Вон Галина Сидоровна в спортивном костюме промелькнула на чердаке хаты. А там дед Саливон. А вон ребята – Карафолька, Антончик, Коля Кагарлицкий. На борту бронетранспортера едут, и у каждого в руках по две курицы. А лица такие геройские, куда там…

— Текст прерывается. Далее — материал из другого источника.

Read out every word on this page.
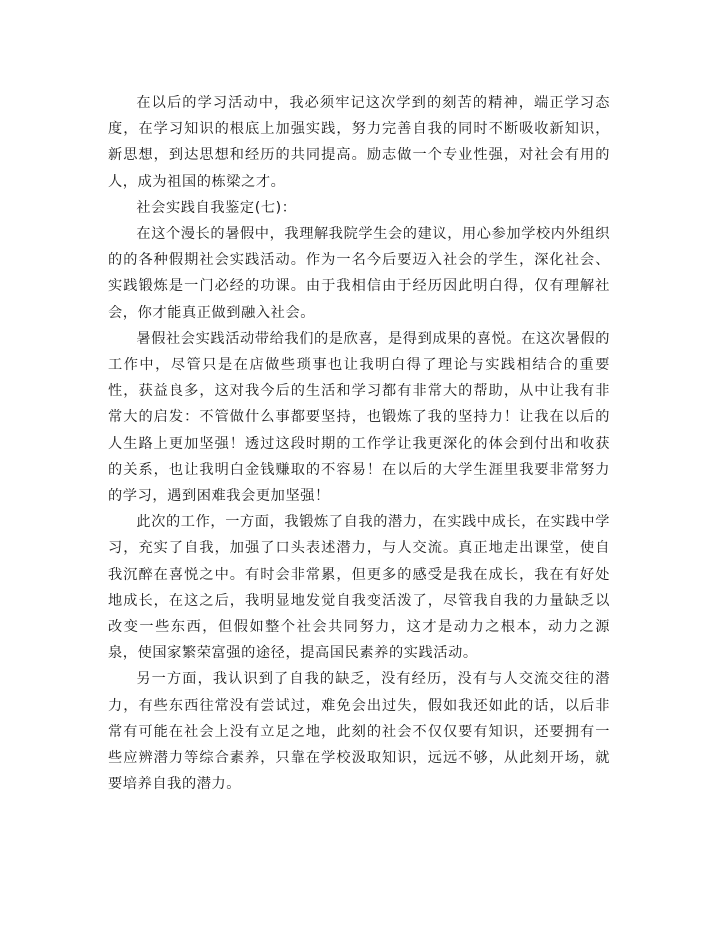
在以后的学习活动中，我必须牢记这次学到的刻苦的精神，端正学习态度，在学习知识的根底上加强实践，努力完善自我的同时不断吸收新知识，新思想，到达思想和经历的共同提高。励志做一个专业性强，对社会有用的人，成为祖国的栋梁之才。

社会实践自我鉴定(七)：

在这个漫长的暑假中，我理解我院学生会的建议，用心参加学校内外组织的的各种假期社会实践活动。作为一名今后要迈入社会的学生，深化社会、实践锻炼是一门必经的功课。由于我相信由于经历因此明白得，仅有理解社会，你才能真正做到融入社会。

暑假社会实践活动带给我们的是欣喜，是得到成果的喜悦。在这次暑假的工作中，尽管只是在店做些琐事也让我明白得了理论与实践相结合的重要性，获益良多，这对我今后的生活和学习都有非常大的帮助，从中让我有非常大的启发：不管做什么事都要坚持，也锻炼了我的坚持力！让我在以后的人生路上更加坚强！透过这段时期的工作学让我更深化的体会到付出和收获的关系，也让我明白金钱赚取的不容易！在以后的大学生涯里我要非常努力的学习，遇到困难我会更加坚强！

此次的工作，一方面，我锻炼了自我的潜力，在实践中成长，在实践中学习，充实了自我，加强了口头表述潜力，与人交流。真正地走出课堂，使自我沉醉在喜悦之中。有时会非常累，但更多的感受是我在成长，我在有好处地成长，在这之后，我明显地发觉自我变活泼了，尽管我自我的力量缺乏以改变一些东西，但假如整个社会共同努力，这才是动力之根本，动力之源泉，使国家繁荣富强的途径，提高国民素养的实践活动。

另一方面，我认识到了自我的缺乏，没有经历，没有与人交流交往的潜力，有些东西往常没有尝试过，难免会出过失，假如我还如此的话，以后非常有可能在社会上没有立足之地，此刻的社会不仅仅要有知识，还要拥有一些应辨潜力等综合素养，只靠在学校汲取知识，远远不够，从此刻开场，就要培养自我的潜力。
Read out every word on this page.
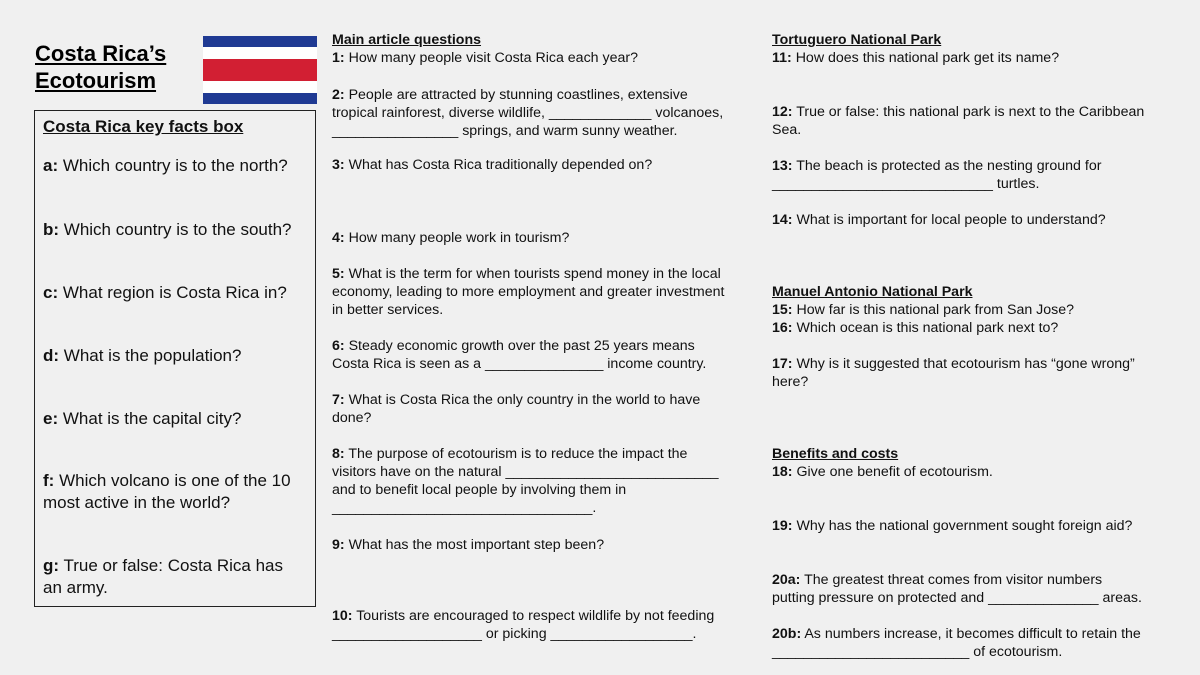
Costa Rica’s
Ecotourism
Costa Rica key facts box
a: Which country is to the north?
b: Which country is to the south?
c: What region is Costa Rica in?
d: What is the population?
e: What is the capital city?
f: Which volcano is one of the 10 most active in the world?
g: True or false: Costa Rica has an army.
Main article questions
1: How many people visit Costa Rica each year?
2: People are attracted by stunning coastlines, extensive
tropical rainforest, diverse wildlife, _____________ volcanoes,
________________ springs, and warm sunny weather.
3: What has Costa Rica traditionally depended on?
4: How many people work in tourism?
5: What is the term for when tourists spend money in the local
economy, leading to more employment and greater investment
in better services.
6: Steady economic growth over the past 25 years means
Costa Rica is seen as a _______________ income country.
7: What is Costa Rica the only country in the world to have
done?
8: The purpose of ecotourism is to reduce the impact the
visitors have on the natural ___________________________
and to benefit local people by involving them in
_________________________________.
9: What has the most important step been?
10: Tourists are encouraged to respect wildlife by not feeding
___________________ or picking __________________.
Tortuguero National Park
11: How does this national park get its name?
12: True or false: this national park is next to the Caribbean
Sea.
13: The beach is protected as the nesting ground for
____________________________ turtles.
14: What is important for local people to understand?
Manuel Antonio National Park
15: How far is this national park from San Jose?
16: Which ocean is this national park next to?
17: Why is it suggested that ecotourism has “gone wrong”
here?
Benefits and costs
18: Give one benefit of ecotourism.
19: Why has the national government sought foreign aid?
20a: The greatest threat comes from visitor numbers
putting pressure on protected and ______________ areas.
20b: As numbers increase, it becomes difficult to retain the
_________________________ of ecotourism.
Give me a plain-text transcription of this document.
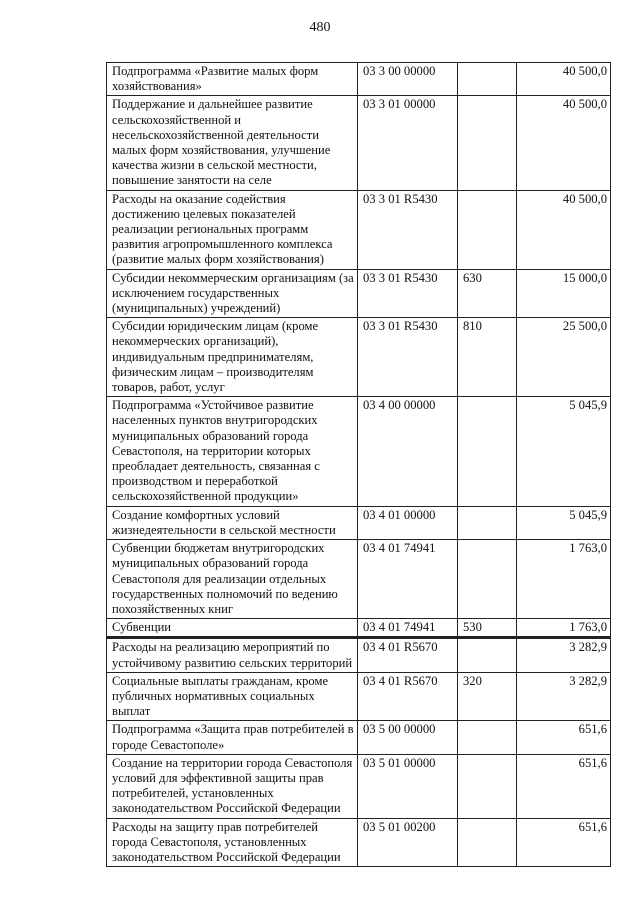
480
Подпрограмма «Развитие малых форм хозяйствования»	03 3 00 00000		40 500,0
Поддержание и дальнейшее развитие сельскохозяйственной и несельскохозяйственной деятельности малых форм хозяйствования, улучшение качества жизни в сельской местности, повышение занятости на селе	03 3 01 00000		40 500,0
Расходы на оказание содействия достижению целевых показателей реализации региональных программ развития агропромышленного комплекса (развитие малых форм хозяйствования)	03 3 01 R5430		40 500,0
Субсидии некоммерческим организациям (за исключением государственных (муниципальных) учреждений)	03 3 01 R5430	630	15 000,0
Субсидии юридическим лицам (кроме некоммерческих организаций), индивидуальным предпринимателям, физическим лицам – производителям товаров, работ, услуг	03 3 01 R5430	810	25 500,0
Подпрограмма «Устойчивое развитие населенных пунктов внутригородских муниципальных образований города Севастополя, на территории которых преобладает деятельность, связанная с производством и переработкой сельскохозяйственной продукции»	03 4 00 00000		5 045,9
Создание комфортных условий жизнедеятельности в сельской местности	03 4 01 00000		5 045,9
Субвенции бюджетам внутригородских муниципальных образований города Севастополя для реализации отдельных государственных полномочий по ведению похозяйственных книг	03 4 01 74941		1 763,0
Субвенции	03 4 01 74941	530	1 763,0
Расходы на реализацию мероприятий по устойчивому развитию сельских территорий	03 4 01 R5670		3 282,9
Социальные выплаты гражданам, кроме публичных нормативных социальных выплат	03 4 01 R5670	320	3 282,9
Подпрограмма «Защита прав потребителей в городе Севастополе»	03 5 00 00000		651,6
Создание на территории города Севастополя условий для эффективной защиты прав потребителей, установленных законодательством Российской Федерации	03 5 01 00000		651,6
Расходы на защиту прав потребителей города Севастополя, установленных законодательством Российской Федерации	03 5 01 00200		651,6
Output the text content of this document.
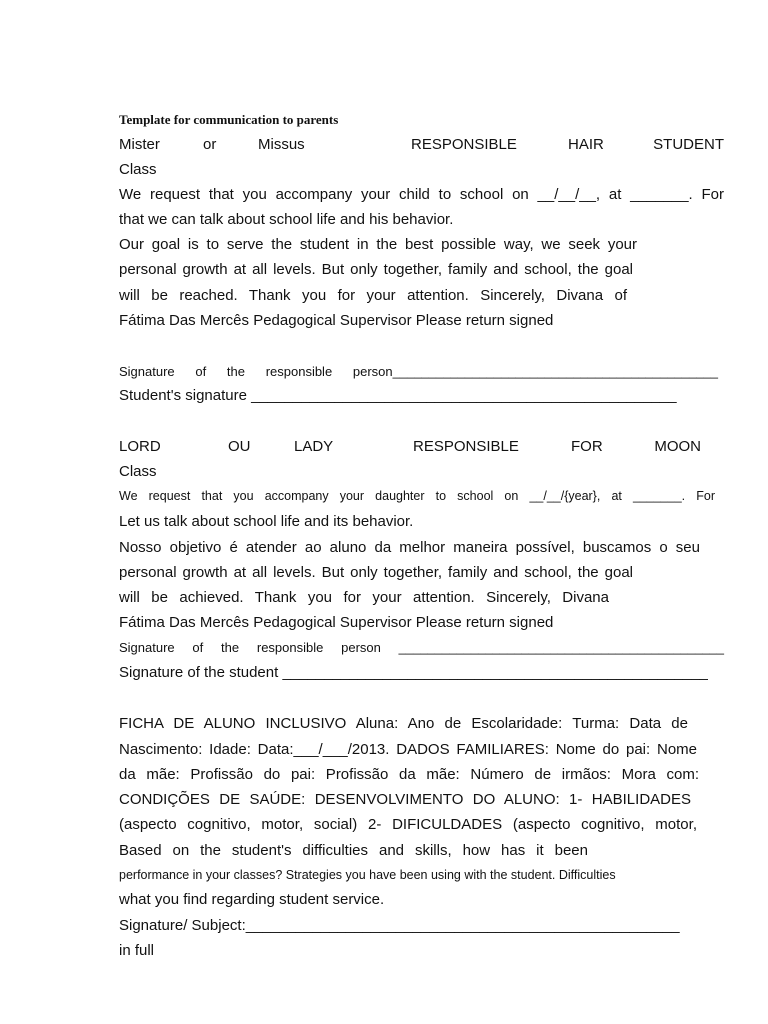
Template for communication to parents
Mister	or	Missus	RESPONSIBLE	HAIR	STUDENT
Class
We request that you accompany your child to school on __/__/__, at _______. For
that we can talk about school life and his behavior.
Our goal is to serve the student in the best possible way, we seek your
personal growth at all levels. But only together, family and school, the goal
will be reached. Thank you for your attention. Sincerely, Divana of
Fátima Das Mercês Pedagogical Supervisor Please return signed
Signature of the responsible person_____________________________________________
Student's signature ___________________________________________________
LORD	OU	LADY	RESPONSIBLE	FOR	MOON
Class
We request that you accompany your daughter to school on __/__/{year}, at _______. For
Let us talk about school life and its behavior.
Nosso objetivo é atender ao aluno da melhor maneira possível, buscamos o seu
personal growth at all levels. But only together, family and school, the goal
will be achieved. Thank you for your attention. Sincerely, Divana
Fátima Das Mercês Pedagogical Supervisor Please return signed
Signature of the responsible person _____________________________________________
Signature of the student ___________________________________________________
FICHA DE ALUNO INCLUSIVO Aluna: Ano de Escolaridade: Turma: Data de
Nascimento: Idade: Data:___/___/2013. DADOS FAMILIARES: Nome do pai: Nome
da mãe: Profissão do pai: Profissão da mãe: Número de irmãos: Mora com:
CONDIÇÕES DE SAÚDE: DESENVOLVIMENTO DO ALUNO: 1- HABILIDADES
(aspecto cognitivo, motor, social) 2- DIFICULDADES (aspecto cognitivo, motor,
Based on the student's difficulties and skills, how has it been
performance in your classes? Strategies you have been using with the student. Difficulties
what you find regarding student service.
Signature/ Subject:____________________________________________________
in full
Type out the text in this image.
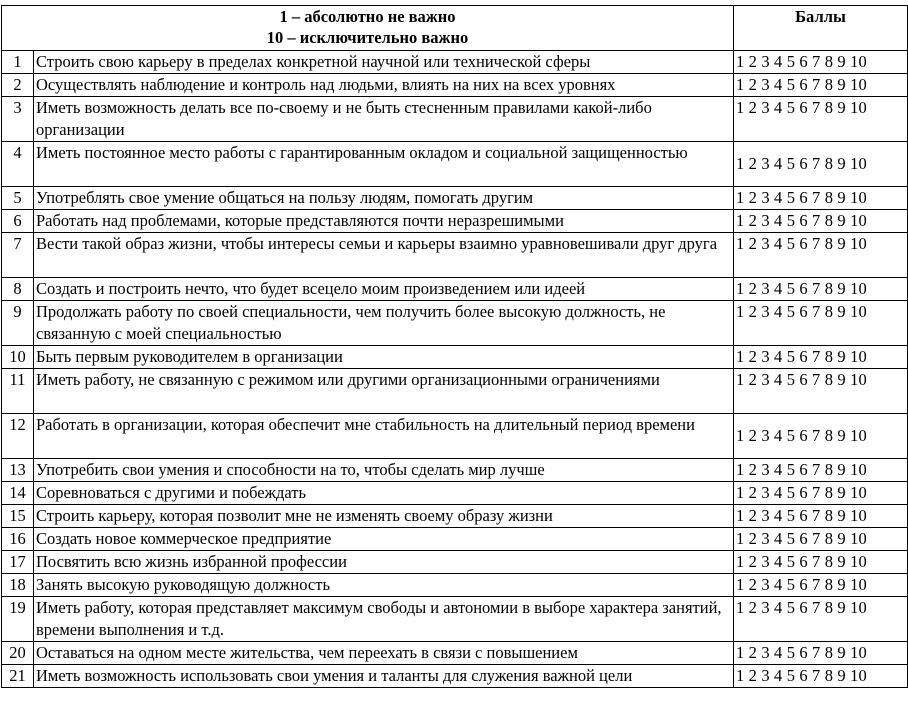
1 – абсолютно не важно
10 – исключительно важно		Баллы
1	Строить свою карьеру в пределах конкретной научной или технической сферы	1 2 3 4 5 6 7 8 9 10
2	Осуществлять наблюдение и контроль над людьми, влиять на них на всех уровнях	1 2 3 4 5 6 7 8 9 10
3	Иметь возможность делать все по-своему и не быть стесненным правилами какой-либо организации	1 2 3 4 5 6 7 8 9 10
4	Иметь постоянное место работы с гарантированным окладом и социальной защищенностью	1 2 3 4 5 6 7 8 9 10
5	Употреблять свое умение общаться на пользу людям, помогать другим	1 2 3 4 5 6 7 8 9 10
6	Работать над проблемами, которые представляются почти неразрешимыми	1 2 3 4 5 6 7 8 9 10
7	Вести такой образ жизни, чтобы интересы семьи и карьеры взаимно уравновешивали друг друга	1 2 3 4 5 6 7 8 9 10
8	Создать и построить нечто, что будет всецело моим произведением или идеей	1 2 3 4 5 6 7 8 9 10
9	Продолжать работу по своей специальности, чем получить более высокую должность, не связанную с моей специальностью	1 2 3 4 5 6 7 8 9 10
10	Быть первым руководителем в организации	1 2 3 4 5 6 7 8 9 10
11	Иметь работу, не связанную с режимом или другими организационными ограничениями	1 2 3 4 5 6 7 8 9 10
12	Работать в организации, которая обеспечит мне стабильность на длительный период времени	1 2 3 4 5 6 7 8 9 10
13	Употребить свои умения и способности на то, чтобы сделать мир лучше	1 2 3 4 5 6 7 8 9 10
14	Соревноваться с другими и побеждать	1 2 3 4 5 6 7 8 9 10
15	Строить карьеру, которая позволит мне не изменять своему образу жизни	1 2 3 4 5 6 7 8 9 10
16	Создать новое коммерческое предприятие	1 2 3 4 5 6 7 8 9 10
17	Посвятить всю жизнь избранной профессии	1 2 3 4 5 6 7 8 9 10
18	Занять высокую руководящую должность	1 2 3 4 5 6 7 8 9 10
19	Иметь работу, которая представляет максимум свободы и автономии в выборе характера занятий, времени выполнения и т.д.	1 2 3 4 5 6 7 8 9 10
20	Оставаться на одном месте жительства, чем переехать в связи с повышением	1 2 3 4 5 6 7 8 9 10
21	Иметь возможность использовать свои умения и таланты для служения важной цели	1 2 3 4 5 6 7 8 9 10
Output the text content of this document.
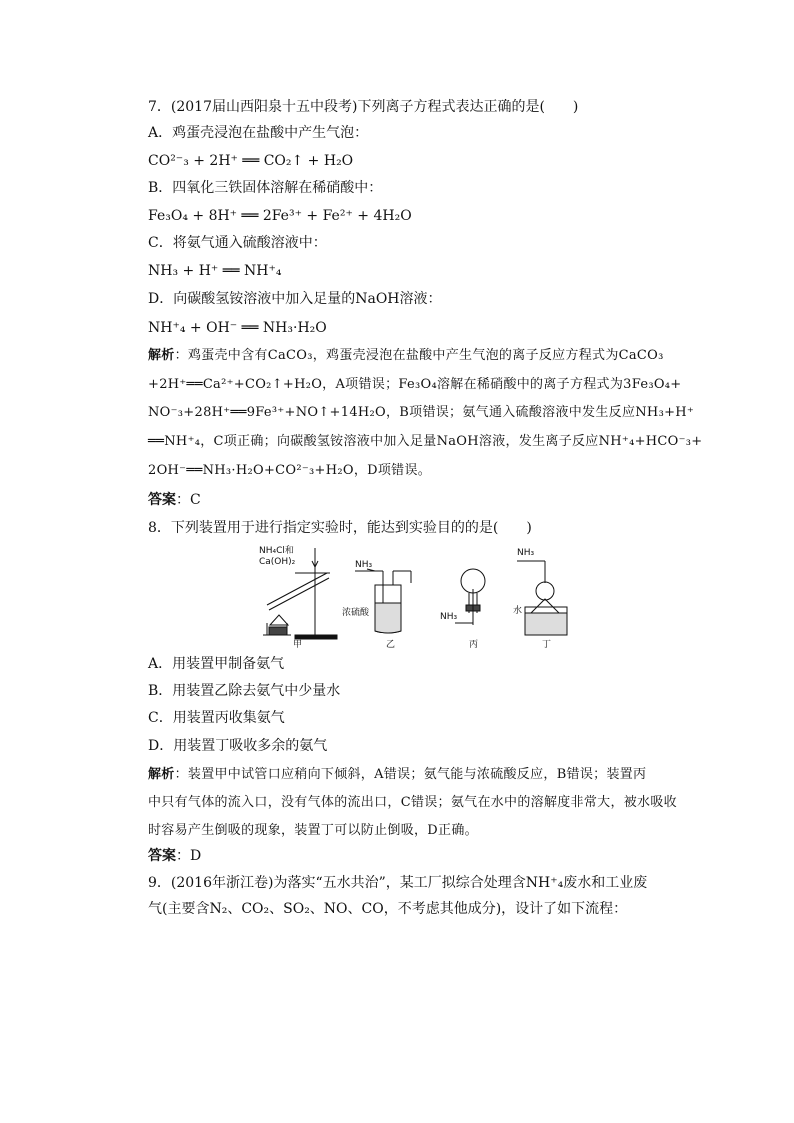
7．(2017届山西阳泉十五中段考)下列离子方程式表达正确的是(　　)
A．鸡蛋壳浸泡在盐酸中产生气泡：
CO²⁻₃ + 2H⁺ ══ CO₂↑ + H₂O
B．四氧化三铁固体溶解在稀硝酸中：
Fe₃O₄ + 8H⁺ ══ 2Fe³⁺ + Fe²⁺ + 4H₂O
C．将氨气通入硫酸溶液中：
NH₃ + H⁺ ══ NH⁺₄
D．向碳酸氢铵溶液中加入足量的NaOH溶液：
NH⁺₄ + OH⁻ ══ NH₃·H₂O
解析：鸡蛋壳中含有CaCO₃，鸡蛋壳浸泡在盐酸中产生气泡的离子反应方程式为CaCO₃
+2H⁺══Ca²⁺+CO₂↑+H₂O，A项错误；Fe₃O₄溶解在稀硝酸中的离子方程式为3Fe₃O₄+
NO⁻₃+28H⁺══9Fe³⁺+NO↑+14H₂O，B项错误；氨气通入硫酸溶液中发生反应NH₃+H⁺
══NH⁺₄，C项正确；向碳酸氢铵溶液中加入足量NaOH溶液，发生离子反应NH⁺₄+HCO⁻₃+
2OH⁻══NH₃·H₂O+CO²⁻₃+H₂O，D项错误。
答案：C
8．下列装置用于进行指定实验时，能达到实验目的的是(　　)
NH₄Cl和
Ca(OH)₂	NH₃
浓硫酸	NH₃
NH₃
水
甲	乙	丙	丁
A．用装置甲制备氨气
B．用装置乙除去氨气中少量水
C．用装置丙收集氨气
D．用装置丁吸收多余的氨气
解析：装置甲中试管口应稍向下倾斜，A错误；氨气能与浓硫酸反应，B错误；装置丙
中只有气体的流入口，没有气体的流出口，C错误；氨气在水中的溶解度非常大，被水吸收
时容易产生倒吸的现象，装置丁可以防止倒吸，D正确。
答案：D
9．(2016年浙江卷)为落实“五水共治”，某工厂拟综合处理含NH⁺₄废水和工业废气(主要含N₂、CO₂、SO₂、NO、CO，不考虑其他成分)，设计了如下流程：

А я… Ну надо же так по-дурацки – как раз теперь, когда такое творится, когда все село, и стар и мал, помогает потерпевшим, – сломать ногу! Это было так несуразно, что я чуть не плакал.
И как я доберусь домой?
Ну, довезет меня Павлуша на лодке до сухого места, а дальше как? На одной ноге прыгать? Не допрыгаю – далеко. А людям разве до меня сейчас! Еще со мной возиться. И тут я вспомнил про своего Вороного, про велосипед свой. Да он же на триста пятьдесят первом остался. Наверно, завезли его и свалили вместе с домашним скарбом бабки Мокрины. Не то чтобы я боялся, что он пропадет. Ничего с ним не сделается. Бабка Мокрина отдаст, конечно. Просто, если бы он был, Павлуша как-нибудь дотащил бы меня на нем до дому. А так…
Только я это успел подумать, как увидел, что навстречу нам шпарит триста пятьдесят первый и старший лейтенант Пайчадзе машет мне рукой:
– Эй, забери свое добро!
Бронетранспортер был уже порожний.
«Как быстро они обернулись! Молодцы!» – подумал я.
Поравнявшись с нами, бронетранспортер остановился. Пайчадзе, перегнувшись через борт, спустил в лодку велосипед.
– Держи свою тачку, да, – он подмигнул мне и усмехнулся.
– Спасибо, – сказал я и улыбнулся в ответ.
Хоть мне и было совсем не до смеха, потому что, опуская велосипед, он зацепил мне колесом ногу и так она заболела, что я зубами скрипнул, но не хотелось, чтобы солдаты знали про мою ногу. Только теперь я разглядел, какие они усталые, измученные. Глаза у всех красные, губы обветрены и потрескались, на щеках, три дня не бритых, – щетина. Они же ведь только-только легли поспать после трехдневного тяжелого похода, а тут снова. Но держались они бодро, эти совсем еще молодые солдаты. И мне было стыдно сейчас перед ними за свою ногу, за свое бессилие. И я хотел, чтобы они быстрее отъехали, чтоб ничего не заметили.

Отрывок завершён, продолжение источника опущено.